ASPI’s China Defence Universities Tracker: Rising China-Russia links, defence industry ties, dual-use tech research

ASPI’s China Defence Universities Tracker: Rising China-Russia links, defence industry ties, dual-use tech research

ASPI has launched a major new expansion of its globally recognised China Defence Universities Tracker, a database that now includes more than 180 Chinese civilian and military research institutions. The tracker has become a go-to international resource, drawing huge traffic from the United States and China, followed by Japan, Hong Kong, Australia, Canada, Britain, Germany, Singapore, France, Taiwan, the Netherlands, Russia and India.

The tracker illuminates military and security links between Chinese institutions and the state, helping universities, governments and companies make informed and targeted decisions about research partnerships and collaboration. It supports export control compliance, research security assessments, due-diligence research, international academic partnerships, investment screening and informed public debate. Its goal is to support informed decision-making that protects research integrity while preserving the benefits of international collaboration.

As China and Russia deepen their military and technological ties—framing it as the foundation of a rising illiberal world order—the tracker is even more strategically relevant today than when it first launched in 2019. At that time, the primary concern was Beijing’s military-civil fusion agenda and the implications for Western research security. Those risks persist, but the landscape is now markedly more dangerous.

ASPI’s new research shows that since 2019, top Chinese universities have dramatically increased their research partnerships with Russian research institutions, especially in critical and dual-use technologies. These findings raise concerns that China-connected research could indirectly aid Russia’s war in Ukraine, providing Moscow with access to innovations and know-how that help offset Western sanctions and export controls.

The tracker now provides evidence to map, monitor and mitigate these transnational research links. What began as a tool to illuminate China’s defence-linked higher education sector has now also become a resource for understanding how authoritarian powers build cooperative research ecosystems that can undermine Western security and resilience.

Additional findings in the expanded tracker also show that dozens of China’s top universities have deepened their research and development partnerships with Chinese state-owned defence manufacturers, presenting heightened risk that research engagements with Chinese universities could end up supporting China’s military modernisation. ASPI has updated risk ratings throughout the tracker to reflect this heightened risk.

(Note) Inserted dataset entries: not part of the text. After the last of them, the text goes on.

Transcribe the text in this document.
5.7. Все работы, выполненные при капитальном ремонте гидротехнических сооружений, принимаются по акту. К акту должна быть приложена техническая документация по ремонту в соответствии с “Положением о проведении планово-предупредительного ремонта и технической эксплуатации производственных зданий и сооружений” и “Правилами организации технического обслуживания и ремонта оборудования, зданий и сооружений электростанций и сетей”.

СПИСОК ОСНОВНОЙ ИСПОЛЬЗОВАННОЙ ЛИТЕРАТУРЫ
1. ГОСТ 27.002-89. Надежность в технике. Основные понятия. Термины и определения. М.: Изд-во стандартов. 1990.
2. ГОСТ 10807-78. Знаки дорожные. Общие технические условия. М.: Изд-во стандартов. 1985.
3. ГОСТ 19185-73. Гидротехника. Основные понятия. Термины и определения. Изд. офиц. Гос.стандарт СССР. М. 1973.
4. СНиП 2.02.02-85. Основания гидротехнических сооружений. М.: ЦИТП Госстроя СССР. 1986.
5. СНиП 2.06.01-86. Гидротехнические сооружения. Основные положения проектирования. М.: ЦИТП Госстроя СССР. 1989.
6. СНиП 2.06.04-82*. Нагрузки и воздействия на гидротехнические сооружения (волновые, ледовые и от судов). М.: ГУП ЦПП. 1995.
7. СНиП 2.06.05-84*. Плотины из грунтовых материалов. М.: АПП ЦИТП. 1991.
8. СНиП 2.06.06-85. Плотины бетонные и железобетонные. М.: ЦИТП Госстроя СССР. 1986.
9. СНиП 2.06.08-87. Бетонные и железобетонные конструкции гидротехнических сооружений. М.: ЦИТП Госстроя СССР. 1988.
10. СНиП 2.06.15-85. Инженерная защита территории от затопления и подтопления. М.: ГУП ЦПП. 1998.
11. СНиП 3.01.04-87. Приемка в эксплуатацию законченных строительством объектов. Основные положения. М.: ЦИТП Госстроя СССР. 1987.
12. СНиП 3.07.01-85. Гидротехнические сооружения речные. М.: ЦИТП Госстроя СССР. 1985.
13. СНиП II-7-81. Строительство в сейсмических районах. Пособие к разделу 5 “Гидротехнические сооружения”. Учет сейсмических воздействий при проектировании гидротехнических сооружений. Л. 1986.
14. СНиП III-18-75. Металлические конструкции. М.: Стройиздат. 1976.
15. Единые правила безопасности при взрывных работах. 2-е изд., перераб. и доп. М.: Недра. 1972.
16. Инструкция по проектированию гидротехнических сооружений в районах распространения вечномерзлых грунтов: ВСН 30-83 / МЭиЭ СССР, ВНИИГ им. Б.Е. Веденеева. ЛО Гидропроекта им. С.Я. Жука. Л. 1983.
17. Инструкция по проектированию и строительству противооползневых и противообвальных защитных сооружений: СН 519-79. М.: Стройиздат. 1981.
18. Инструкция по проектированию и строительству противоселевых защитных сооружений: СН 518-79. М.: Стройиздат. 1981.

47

As international scrutiny of Chinese-foreign joint venture universities has grown, ASPI has added three prominent joint ventures to the tracker, allowing users to easily compare the relative risks of joint venture universities and Chinese universities. Expanded research on international collaborations also reveals that Chinese universities are still partnering with British and European institutions with the explicit goal, for example, of advancing China’s national aerospace industry.

The tracker also now includes the Chinese Academy of Sciences (CAS), the world’s largest scientific research institution, and 10 affiliated institutes. Users can now quickly see why CAS occupies such a preeminent place in global science research; the tracker features CAS’s global and national rankings in 64 critical technologies tracked by ASPI, including the 31 critical technologies where CAS leads the world in high-impact research. These fields include quantum sensors, high performance computing and advanced robotics.

Previous ASPI research has shown that while China overwhelmingly leads in high-impact research in critical technologies, it has historically lagged in its ability to industrialise and commercialise that research into real-world technological capabilities. But new tracker findings show that the Chinese government has implemented sweeping changes to bridge this gap between research and industry through the establishment of on-campus technology transfer centres and new research centres sponsored by China’s top tech companies. This puts new research advances straight into the hands of companies that can develop and market them.

These new research findings have been applied to more than 60 universities and institutes in the tracker database, complementing the existing database of nearly 100 civilian universities, 50 People’s Liberation Army institutions, China’s nuclear weapons program, three Ministry of State Security institutions, four Ministry of Public Security universities and 12 state-owned defence industry conglomerates. From early 2026, updates will see new institutions added to the tracker and research additions extended to more existing institutions.

ASPI is also excited to announce an exclusive new partnership with corporate intelligence platform WireScreen, allowing the tracker to provide new details about corporate ties and technology procurement for more than 50 universities and institutes.